【関連】6カ国協議 『成果』に代表ら笑顔も | trycomp2のブログ
【北京=平岩勇司】北朝鮮の核問題をめぐる六カ国協議の代表者会合は、北京で十二日午前十時(日本時間同日午前十一時)から十三日午前二時(同三時)すぎまで続き、過去にも例のない「マラソン会合」となった。代表団はもとより関係者もくたくたに。一定の成果を出したい議長国・中国の執念に、各国もぎりぎりの対応を迫られた。
「記者会見は何時からですか」
「その質問を受けるのは三百回目です」
協議会場の釣魚台に隣接したホテルのプレスセンターでは、記者団と中国外務省の職員が同じ会話を繰り返した。
同センターでは、十二日夜から何度も「代表者の会合が終わり、記者会見が始まる」と情報が飛び交い、百人以上の記者やカメラマンが確認や準備に奔走。

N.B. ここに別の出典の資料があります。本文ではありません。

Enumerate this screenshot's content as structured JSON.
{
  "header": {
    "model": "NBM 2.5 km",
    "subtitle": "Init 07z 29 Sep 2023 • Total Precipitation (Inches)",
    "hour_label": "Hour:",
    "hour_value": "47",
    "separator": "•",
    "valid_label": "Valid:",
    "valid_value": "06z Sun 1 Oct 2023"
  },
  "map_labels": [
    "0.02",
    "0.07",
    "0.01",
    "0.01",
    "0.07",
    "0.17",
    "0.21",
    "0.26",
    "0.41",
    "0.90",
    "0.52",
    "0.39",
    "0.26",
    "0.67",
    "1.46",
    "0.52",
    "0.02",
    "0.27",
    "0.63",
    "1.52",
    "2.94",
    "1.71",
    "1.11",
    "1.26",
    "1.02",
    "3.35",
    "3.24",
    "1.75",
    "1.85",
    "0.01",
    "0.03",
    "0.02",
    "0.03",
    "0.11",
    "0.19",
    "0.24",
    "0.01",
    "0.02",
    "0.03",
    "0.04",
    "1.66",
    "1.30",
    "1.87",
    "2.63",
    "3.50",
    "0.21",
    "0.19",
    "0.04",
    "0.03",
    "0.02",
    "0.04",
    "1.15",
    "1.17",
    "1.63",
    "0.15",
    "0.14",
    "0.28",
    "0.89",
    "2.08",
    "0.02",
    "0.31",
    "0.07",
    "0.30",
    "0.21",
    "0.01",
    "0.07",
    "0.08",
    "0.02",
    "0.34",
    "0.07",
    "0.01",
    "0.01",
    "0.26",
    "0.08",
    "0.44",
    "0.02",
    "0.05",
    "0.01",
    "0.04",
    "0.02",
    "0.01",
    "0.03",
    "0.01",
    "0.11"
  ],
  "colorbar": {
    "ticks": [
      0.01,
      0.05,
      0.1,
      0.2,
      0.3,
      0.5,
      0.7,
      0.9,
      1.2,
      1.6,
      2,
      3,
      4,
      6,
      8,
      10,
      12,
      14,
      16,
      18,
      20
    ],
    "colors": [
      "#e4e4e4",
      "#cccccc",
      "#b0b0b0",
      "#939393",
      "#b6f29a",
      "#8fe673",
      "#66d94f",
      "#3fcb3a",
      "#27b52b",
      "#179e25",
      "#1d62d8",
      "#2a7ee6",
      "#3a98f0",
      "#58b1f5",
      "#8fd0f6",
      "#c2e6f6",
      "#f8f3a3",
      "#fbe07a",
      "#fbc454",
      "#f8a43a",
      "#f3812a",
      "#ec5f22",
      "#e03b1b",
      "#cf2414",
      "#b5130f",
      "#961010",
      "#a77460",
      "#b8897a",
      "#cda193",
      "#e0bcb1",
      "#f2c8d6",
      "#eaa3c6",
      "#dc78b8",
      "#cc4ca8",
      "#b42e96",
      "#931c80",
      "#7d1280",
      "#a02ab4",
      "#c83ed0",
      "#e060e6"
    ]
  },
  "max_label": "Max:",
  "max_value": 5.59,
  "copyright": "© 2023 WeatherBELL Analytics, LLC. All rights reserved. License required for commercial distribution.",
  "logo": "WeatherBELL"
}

中国外務省職員は掲示板に、二国間協議など会合の進展状況を書き込んでいたが、途中から「会場を見に行っても、各国代表が入り乱れて分からない」と書き込みを“放棄”した。
協議終了後、突然、秦剛副報道局長が現れ、「詳しくは述べられないが、いくつかの成果があった」と発言。いつもは無表情で会見に臨むことが多い秦副局長は、晴れやかな表情で、周囲から歓声が上がった。
各国代表団はホテルに戻った後、記者団と会見。米国のヒル国務次官補は疲れ切った表情で「大きな成果があった」と語った。韓国の千英宇(チョン・ヨンウ)外交通商省朝鮮半島平和交渉本部長は「大変な一日だった」と言いながらも、興奮した表情だった。
■佐々江局長 拉致前進の原則強調
【北京=中村清】六カ国協議で韓国首席代表を務める千英宇(チョン・ヨンウ)外交通商省朝鮮半島平和交渉本部長は十三日朝、北朝鮮の非核化に向けた初期段階措置に対する見返りのエネルギー支援に関して「日本は別の国内事情のために(参加の)決定が遅れている」と述べ、北朝鮮を除く五カ国のうち日本だけが支援参加に反対していることを明らかにした。
千本部長は「日本が(朝鮮半島)非核化の恩恵だけを受け、費用を出さないという態度をこれまでみせたことはないし、今後も見せないだろう」と強くけん制した。
一方、日本首席代表の佐々江賢一郎アジア大洋州局長は同日朝、記者団に対し「われわれはわれわれの原則を貫いている」と述べ、拉致問題の前進がなければエネルギー支援はできないとの方針をあらためて強調した。
また、千本部長は、中国が十三日未明に提示した合意文書の最終案に、北朝鮮を除く五カ国がエネルギー支援を均等に分担する原則が明記されていないことを明らかにした上で、「どんな形でも関係国間で文書で合意することになる」と説明した。